Rappelons l’article de Léon Feix, dans les Cahiers du communisme de septembre 1947. L’indépendance de l’Algérie n’y est pas considérée comme souhaitable, ni même comme inévitable : elle est présentée comme une solution fausse, une thèse condamnable, que les communistes doivent rejeter :

« La thèse de l’indépendance immédiate de l’Algérie, préconisée par le Parti du Peuple algérien (PPA) conduirait aux pires déboires. La situation actuelle de l’Algérie, pays colonial dont l’économie a été volontairement maintenue dans un état arriéré, le ferait passer immédiatement sous la coupe des trusts américains. » Et plus loin : « Les communistes ne sauraient soutenir la fraction du mouvement national algérien qui préconise pour ce pays l’indépendance immédiate, car cette revendication ne sert pas les intérêts de l’Algérie et de la France. »
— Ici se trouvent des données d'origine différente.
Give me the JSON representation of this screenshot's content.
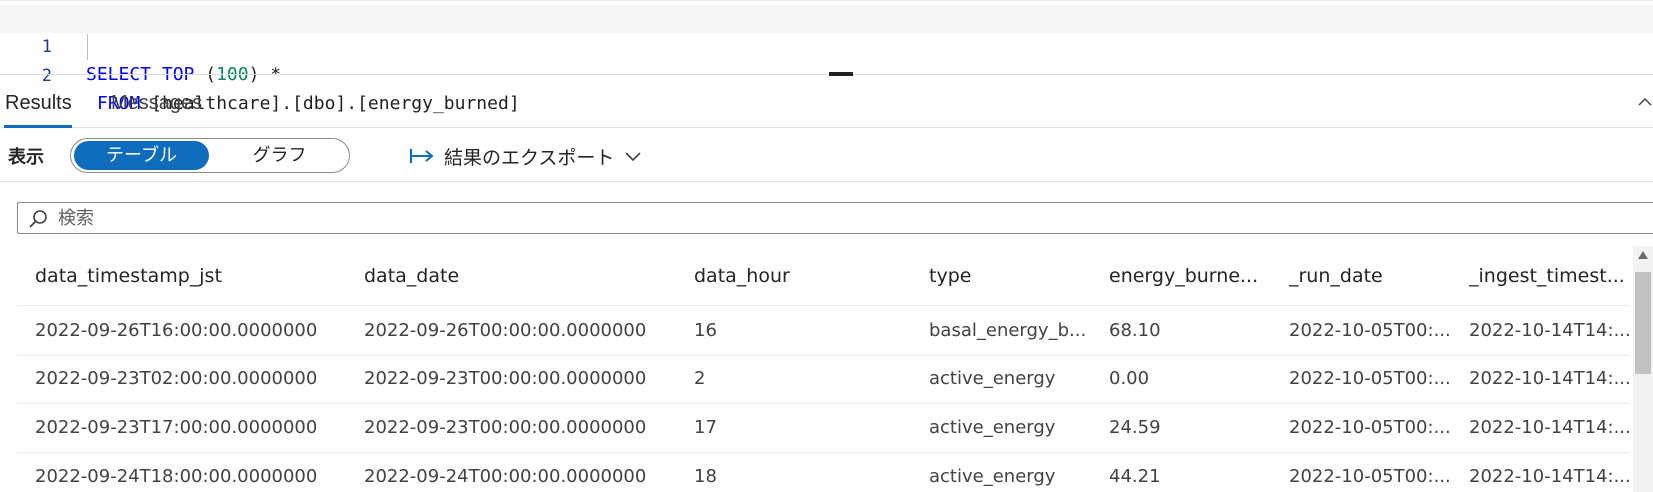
{
  "editor": {
    "lines": [
      {
        "number": "1",
        "keyword1": "SELECT",
        "keyword2": "TOP",
        "paren_open": " (",
        "number_value": "100",
        "rest": ") *"
      },
      {
        "number": "2",
        "keyword": "FROM",
        "rest": " [healthcare].[dbo].[energy_burned]"
      }
    ]
  },
  "tabs": {
    "results": "Results",
    "messages": "Messages",
    "active": "Results"
  },
  "toolbar": {
    "view_label": "表示",
    "toggle": {
      "table": "テーブル",
      "graph": "グラフ",
      "selected": "テーブル"
    },
    "export_label": "結果のエクスポート"
  },
  "search": {
    "placeholder": "検索",
    "value": ""
  },
  "table": {
    "columns": [
      "data_timestamp_jst",
      "data_date",
      "data_hour",
      "type",
      "energy_burne...",
      "_run_date",
      "_ingest_timest..."
    ],
    "rows": [
      [
        "2022-09-26T16:00:00.0000000",
        "2022-09-26T00:00:00.0000000",
        "16",
        "basal_energy_b...",
        "68.10",
        "2022-10-05T00:...",
        "2022-10-14T14:..."
      ],
      [
        "2022-09-23T02:00:00.0000000",
        "2022-09-23T00:00:00.0000000",
        "2",
        "active_energy",
        "0.00",
        "2022-10-05T00:...",
        "2022-10-14T14:..."
      ],
      [
        "2022-09-23T17:00:00.0000000",
        "2022-09-23T00:00:00.0000000",
        "17",
        "active_energy",
        "24.59",
        "2022-10-05T00:...",
        "2022-10-14T14:..."
      ],
      [
        "2022-09-24T18:00:00.0000000",
        "2022-09-24T00:00:00.0000000",
        "18",
        "active_energy",
        "44.21",
        "2022-10-05T00:...",
        "2022-10-14T14:..."
      ]
    ]
  },
  "colors": {
    "accent": "#0f6cbd",
    "keyword": "#0000ff",
    "number": "#098658"
  }
}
En 1954 commence la guerre d’Algérie.

Le 2 Mars 1956, le Bureau politique du P.C.F. publie une déclaration qui sera à la base de la lutte du P.C.F. à un moment où il escompte sortir de l’isolement : « Nous sommes pour l’existence et pour la permanence des liens politiques, économiques et culturels, particuliers entre la France st l’Algérie... »

En janvier 1956, la coalition de « Front républicain », composée essentiellement de socialistes et de radicaux, gagna les élections avec 30% des voix et 170 députés, grâce à une campagne pour « la paix en Algérie ». Le dirigeant du Parti Socialiste Guy Mollet se retrouva à la tête du gouvernement avec le soutien du Parti Communiste (qui représentait 26% des voix et 150députés). Pourtant si Guy Mollet prétendait que « l’objectif de la France, la volonté du gouvernement c’est avant tout de rétablir la paix », il ajoutait également : « Dans l’immédiat, le potentiel militaire des forces déployées en Algérie ne peut encore être diminué. Les besoins des troupes seront satisfaits et leur relève assurée. » Mais le PCF fit comme s’il n’avait pas entendu.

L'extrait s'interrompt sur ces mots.